Musicologie Médiévale

Resources for medieval musicology and liturgy

Bonjour, voici un appel à contributions pour une rencontre destinée aux "post-graduate students", si vous connaissez des personnes pouvant être intéressées

> Call for Papers
> Rethinking Medieval Liturgy: New Approaches across Disciplines
> 18–19 June 2010, London
> The study of medieval liturgy has undergone a remarkable transformation in recent years. As the lines between various kinds of cultural studies have become increasingly blurred, musicologists, art historians, literary scholars, and historians have realised its centrality and importance. Liturgy provides fundamental insights into the experience of worship and devotion in the middle ages, as the medium through which religious ideas were transmitted. There is now a need, we believe, to find coherent expression and a voice for the emerging generation of students of the liturgy, by breaking institutional and disciplinary boundaries, and by bringing so-called para-liturgical genres, such as drama, hagiography, and sermons, as well as art and architecture, back into their liturgical contexts.
> To this purpose, we are holding a two-day international workshop for post-graduate students from a variety of disciplines on the subject of medieval liturgy.

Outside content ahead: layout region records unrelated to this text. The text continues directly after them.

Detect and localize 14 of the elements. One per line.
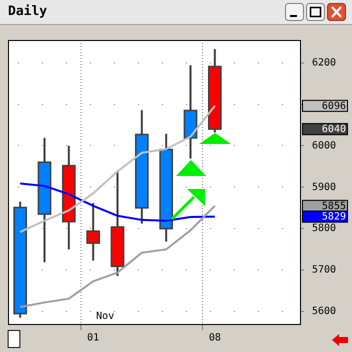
y-tick-label: 6200 [312,57,336,68]
y-tick-label: 6000 [312,140,336,152]
text: 5855 [322,200,346,212]
text: 6040 [322,124,346,136]
y-tick-label: 5800 [312,223,336,234]
y-tick-label: 5700 [312,264,336,276]
chart-title: Daily [8,4,48,19]
x-tick-label: 01 [87,332,100,344]
x-tick-label: 08 [208,332,221,344]
y-tick-label: 5900 [312,182,336,193]
text: 5829 [322,212,346,223]
text: 6096 [322,101,346,112]
annotation: Nov [96,311,114,322]
y-tick-label: 5600 [312,306,336,318]
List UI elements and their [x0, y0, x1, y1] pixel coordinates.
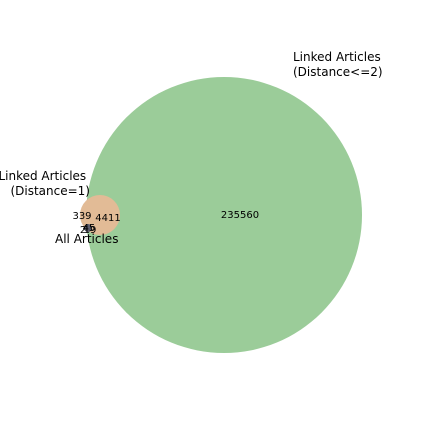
region-value-all-only: 19	[84, 225, 97, 236]
set-label-all-articles: All Articles	[55, 232, 118, 246]
set-label-distance-2-line1: Linked Articles	[293, 50, 381, 64]
circle-all-articles	[84, 224, 92, 232]
circle-distance-2	[86, 77, 362, 353]
set-label-distance-1-line1: Linked Articles	[0, 169, 86, 183]
set-label-distance-2: Linked Articles (Distance<=2)	[293, 50, 385, 79]
set-label-distance-2-line2: (Distance<=2)	[293, 65, 383, 79]
region-value-distance-2-only: 235560	[221, 210, 259, 221]
set-label-distance-1: Linked Articles (Distance=1)	[0, 169, 90, 198]
region-value-all-and-distance-1: 2	[80, 225, 86, 236]
set-label-distance-1-line2: (Distance=1)	[10, 184, 90, 198]
region-value-all-in-all-sets: 45	[83, 223, 96, 234]
region-value-distance-1-only: 339	[72, 211, 91, 222]
region-value-distance-1-and-2: 4411	[95, 213, 120, 224]
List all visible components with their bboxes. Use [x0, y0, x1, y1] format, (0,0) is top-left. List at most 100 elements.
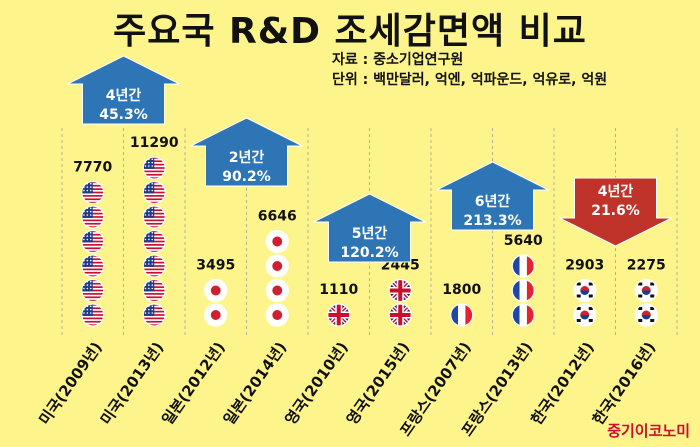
flag-stripe [143, 324, 166, 326]
flag-star [151, 214, 154, 216]
us-flag-icon [81, 230, 104, 253]
flag-star [148, 235, 150, 237]
chart-meta: 자료 : 중소기업연구원 단위 : 백만달러, 억엔, 억파운드, 억유로, 억… [332, 50, 607, 90]
flag-taeguk-red [580, 310, 590, 315]
flag-star [83, 305, 85, 307]
flag-taeguk-red [641, 286, 651, 291]
change-period: 6년간 [475, 193, 511, 210]
marker-rim [450, 303, 474, 327]
marker-rim [511, 278, 535, 303]
flag-star [83, 263, 85, 265]
flag-trigram [588, 282, 593, 286]
up-arrow-icon [190, 117, 303, 187]
flag-star [83, 287, 85, 290]
change-arrow: 4년간 21.6% [559, 177, 672, 247]
flag-star [144, 231, 147, 234]
jp-flag-icon [266, 279, 289, 302]
flag-sun [210, 310, 221, 320]
flag-star [151, 186, 154, 188]
flag-star [89, 238, 92, 241]
fr-flag-icon [512, 304, 535, 326]
marker-rim [511, 254, 535, 278]
flag-star [148, 263, 150, 265]
flag-star [148, 312, 150, 314]
flag-star [151, 238, 154, 241]
flag-stripe [81, 250, 104, 253]
flag-star [86, 186, 89, 188]
flag-star [144, 165, 147, 167]
flag-star [148, 214, 150, 216]
us-flag-icon [143, 279, 166, 302]
flag-stripe [143, 244, 166, 246]
bar [388, 278, 412, 327]
flag-stripe [81, 226, 104, 228]
flag-stripe [81, 244, 104, 246]
flag-star [89, 210, 92, 213]
marker-rim [634, 278, 658, 303]
flag-star [89, 308, 92, 311]
marker-rim [573, 303, 597, 327]
flag-star [89, 235, 92, 237]
bar [634, 278, 658, 327]
flag-star [151, 259, 154, 262]
flag-star [148, 210, 150, 213]
flag-stripe [143, 320, 166, 323]
flag-trigram [650, 319, 655, 322]
flag-star [151, 284, 154, 286]
change-period: 2년간 [229, 149, 265, 166]
flag-star [144, 189, 147, 192]
flag-stripe [81, 324, 104, 326]
bar [573, 278, 597, 327]
jp-flag-icon [204, 279, 227, 302]
down-arrow-icon [559, 177, 672, 247]
data-label: 5640 [504, 233, 543, 249]
flag-cross-h-red [389, 288, 412, 293]
fr-flag-icon [512, 255, 535, 277]
marker-rim [81, 229, 105, 254]
flag-star [151, 263, 154, 265]
flag-taeguk-blue [641, 315, 651, 320]
flag-stripe [143, 296, 166, 299]
kr-flag-icon [635, 304, 658, 326]
up-arrow-icon [313, 193, 426, 263]
flag-star [89, 256, 92, 258]
data-label: 1110 [319, 282, 358, 298]
flag-star [89, 312, 92, 314]
flag-stripe [143, 195, 166, 197]
flag-star [89, 259, 92, 262]
marker-rim [142, 156, 166, 180]
flag-star [144, 214, 147, 216]
bar [142, 156, 166, 327]
flag-star [148, 238, 150, 241]
flag-trigram [638, 307, 643, 310]
flag-star [151, 165, 154, 167]
change-arrow: 6년간 213.3% [436, 161, 549, 231]
bar [450, 303, 474, 327]
fr-flag-icon [450, 304, 473, 326]
jp-flag-icon [204, 304, 227, 326]
change-arrow: 2년간 90.2% [190, 117, 303, 187]
marker-rim [142, 303, 166, 327]
flag-star [86, 263, 89, 265]
x-tick-label: 한국(2016년) [589, 339, 659, 429]
flag-star [148, 259, 150, 262]
flag-star [144, 280, 147, 283]
flag-sun [210, 285, 221, 296]
flag-star [148, 308, 150, 311]
flag-star [148, 165, 150, 167]
x-tick-label: 일본(2014년) [220, 339, 290, 429]
flag-trigram [576, 294, 581, 298]
flag-star [86, 284, 89, 286]
us-flag-icon [143, 255, 166, 277]
flag-star [151, 312, 154, 314]
flag-stripe [143, 275, 166, 277]
marker-rim [634, 303, 658, 327]
flag-star [151, 305, 154, 307]
flag-stripe [81, 317, 104, 320]
marker-rim [265, 278, 289, 303]
flag-star [89, 189, 92, 192]
flag-white [458, 304, 466, 326]
flag-taeguk-blue [580, 315, 590, 320]
flag-trigram [588, 307, 593, 310]
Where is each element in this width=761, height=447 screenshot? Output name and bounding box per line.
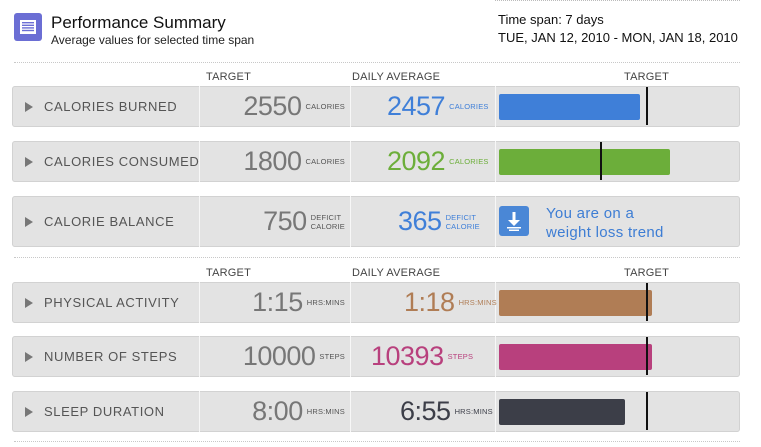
expand-triangle-icon[interactable]: [25, 297, 33, 308]
progress-bar: [499, 399, 625, 425]
average-value: 6:55 HRS:MINS: [400, 396, 493, 426]
progress-bar: [499, 344, 652, 370]
target-marker: [646, 283, 648, 321]
down-arrow-icon: [499, 206, 529, 236]
expand-triangle-icon[interactable]: [25, 156, 33, 167]
target-marker: [600, 142, 602, 180]
bar-target-column-header: TARGET: [624, 71, 669, 83]
trend-message: You are on a weight loss trend: [546, 205, 664, 241]
target-marker: [646, 87, 648, 125]
expand-triangle-icon[interactable]: [25, 406, 33, 417]
row-calorie-balance[interactable]: CALORIE BALANCE 750 DEFICIT CALORIE 365 D…: [12, 196, 740, 247]
row-calories-burned[interactable]: CALORIES BURNED 2550 CALORIES 2457 CALORIE…: [12, 86, 740, 127]
average-value: 10393 STEPS: [371, 341, 474, 371]
daily-average-column-header: DAILY AVERAGE: [352, 71, 441, 83]
expand-triangle-icon[interactable]: [25, 101, 33, 112]
list-icon: [14, 13, 42, 41]
row-sleep-duration[interactable]: SLEEP DURATION 8:00 HRS:MINS 6:55 HRS:MINS: [12, 391, 740, 432]
average-value: 1:18 HRS:MINS: [404, 287, 497, 317]
section-divider: [14, 62, 740, 63]
time-span: Time span: 7 days: [498, 12, 604, 27]
target-value: 2550 CALORIES: [243, 91, 345, 121]
target-value: 8:00 HRS:MINS: [252, 396, 345, 426]
target-value: 1800 CALORIES: [243, 146, 345, 176]
target-value: 10000 STEPS: [242, 341, 345, 371]
date-range: TUE, JAN 12, 2010 - MON, JAN 18, 2010: [498, 30, 738, 45]
section-divider: [14, 441, 740, 442]
target-column-header: TARGET: [206, 71, 251, 83]
row-label[interactable]: CALORIE BALANCE: [25, 196, 174, 247]
page-subtitle: Average values for selected time span: [51, 33, 255, 47]
bar-target-column-header: TARGET: [624, 267, 669, 279]
row-label[interactable]: NUMBER OF STEPS: [25, 336, 177, 377]
daily-average-column-header: DAILY AVERAGE: [352, 267, 441, 279]
row-calories-consumed[interactable]: CALORIES CONSUMED 1800 CALORIES 2092 CALOR…: [12, 141, 740, 182]
average-value: 2092 CALORIES: [387, 146, 489, 176]
section-divider: [14, 257, 740, 258]
row-label[interactable]: CALORIES CONSUMED: [25, 141, 199, 182]
target-value: 1:15 HRS:MINS: [252, 287, 345, 317]
page-title: Performance Summary: [51, 13, 226, 32]
progress-bar: [499, 149, 670, 175]
row-label[interactable]: CALORIES BURNED: [25, 86, 177, 127]
top-divider: [495, 0, 740, 1]
row-label[interactable]: PHYSICAL ACTIVITY: [25, 282, 179, 323]
average-value: 2457 CALORIES: [387, 91, 489, 121]
progress-bar: [499, 290, 652, 316]
expand-triangle-icon[interactable]: [25, 216, 33, 227]
row-number-of-steps[interactable]: NUMBER OF STEPS 10000 STEPS 10393 STEPS: [12, 336, 740, 377]
target-column-header: TARGET: [206, 267, 251, 279]
target-marker: [646, 392, 648, 430]
target-value: 750 DEFICIT CALORIE: [263, 206, 345, 236]
average-value: 365 DEFICIT CALORIE: [398, 206, 480, 236]
progress-bar: [499, 94, 640, 120]
row-label[interactable]: SLEEP DURATION: [25, 391, 165, 432]
row-physical-activity[interactable]: PHYSICAL ACTIVITY 1:15 HRS:MINS 1:18 HRS:M…: [12, 282, 740, 323]
target-marker: [646, 337, 648, 375]
expand-triangle-icon[interactable]: [25, 351, 33, 362]
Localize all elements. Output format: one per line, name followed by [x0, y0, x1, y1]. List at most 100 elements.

It will include a training session in recent developments of liturgical studies, led by acclaimed professor Susan Boynton of the Department of Music at Columbia University. Proposals are invited from researchers who are engaged in or have recently finished their post-graduate studies.
> Topics of interest include, but are not limited to, the following:
> - Theories of ritual and their application to medieval liturgy
> - Musicology and music history
> - Art and architecture as related to liturgy
> - Worship and devotion as cultural phenomena
> - Liturgy in the history of religious institutions
> - Christianization and reform
> - Liturgy and material culture
> - The social role of liturgy
> - Hagiography, sermons and drama – in their liturgical contexts
> - Manuscripts and the representation of liturgical texts
> Papers will be 20 min. in length. Individual paper proposals (papers and proposals should be in English) to a maximum of 300 words should be sent by 1 March, 2010 to:
> Kati Ihnat (Queen Mary, University of London):
> or
> Erik Niblaeus (King’s College London):
> If you have other queries concerning the workshop, please do not hesitate to contact either of the above.
> The workshop will take place in London at the Lock-keeper’s Cottage, Queen Mary, University of London, E1 4NS, from Friday June 18 (10am) to Saturday June 19 (5pm) 2010. Application for AHRC funding pending.